In the recent decision of Nergl Developments v Vella  NSWCA 131 the Court of Appeal had to consider the nature of an agreement reached between landowners and developers.
In 2008 and then 2010, a developer, N, entered into agreements with adjoining landowners including V to develop some land.
N commenced development and lodged caveats over land including V’s. The caveats secured obligations purportedly pursuant to the 2010 agreement.
By 2018 the initially lodged caveats were replaced by new caveat. V applied to the Court to have them removed.
In December 2018 the parties attended a mediation and negotiated a Heads of Agreement settling all disputes arising out of the agreements.
Things again stalled, however. Each party sought specific performance of the Heads of Agreement by executing certain documents, but they disagreed on what precisely was to be done.
The Court at first instance made various orders for the performance of the Heads of Agreement.
N appealed. The Court at first instance found the Heads of Agreement to be a Class 2 Masters v Cameron (1951) 91 CLR 353 document i.e. a complete record of an agreement conditional on the execution of a later formal document.
The parties agreed he execution of further documents were consideration for, not replacement of, the Heads of Agreement.
The Court of Appeal considered the practical impact of N’s challenge on this point (i.e. that there should be some new document replacing the Heads of Agreement) was obscure: even if N was correct and a new document replacing the Heads of Agreement was required, little would change practically except for the very technical issue of the form of the specific performance orders the Court would make.

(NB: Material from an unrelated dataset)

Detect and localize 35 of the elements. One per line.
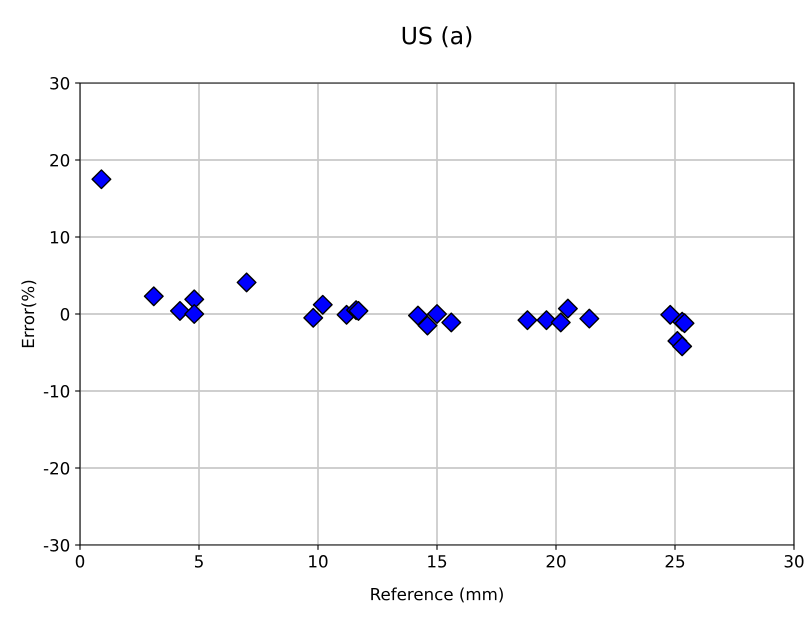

There was extensive argument about whether the width of the easement was to be 16M or 21.6M, with the material such as the DA being unambiguously 16M.
N referred to possible use of buses on the road to be built, and suggested that 21.6M was required. Noting that the 16m width of road could deal with garbage trucks and the like, and that only up to 19 lots were proposed in the development, 21.6M was not found to be necessary. None of the further evidence founded an inference for departing from the 16M requirement implied in the Heads of Agreement.
N argued it was an implied term of the Heads of Agreement that a construction easement be granted.
The main purpose of the Heads of Agreement was to terminate the tripartite agreement and it was not necessary that a construction easement be implied
N’s argument for an easement for a roundabout was rejected
The costs order from the earlier proceedings was clarified to make clear it did not relate to “pre-mediation” legal costs, only costs after the Heads of Agreement was entered into.
N’s appeal was dismissed.
N’s failed appeal stands as a salutary lesson in recording any agreement reached between commercial parties as clearly and precisely as possible.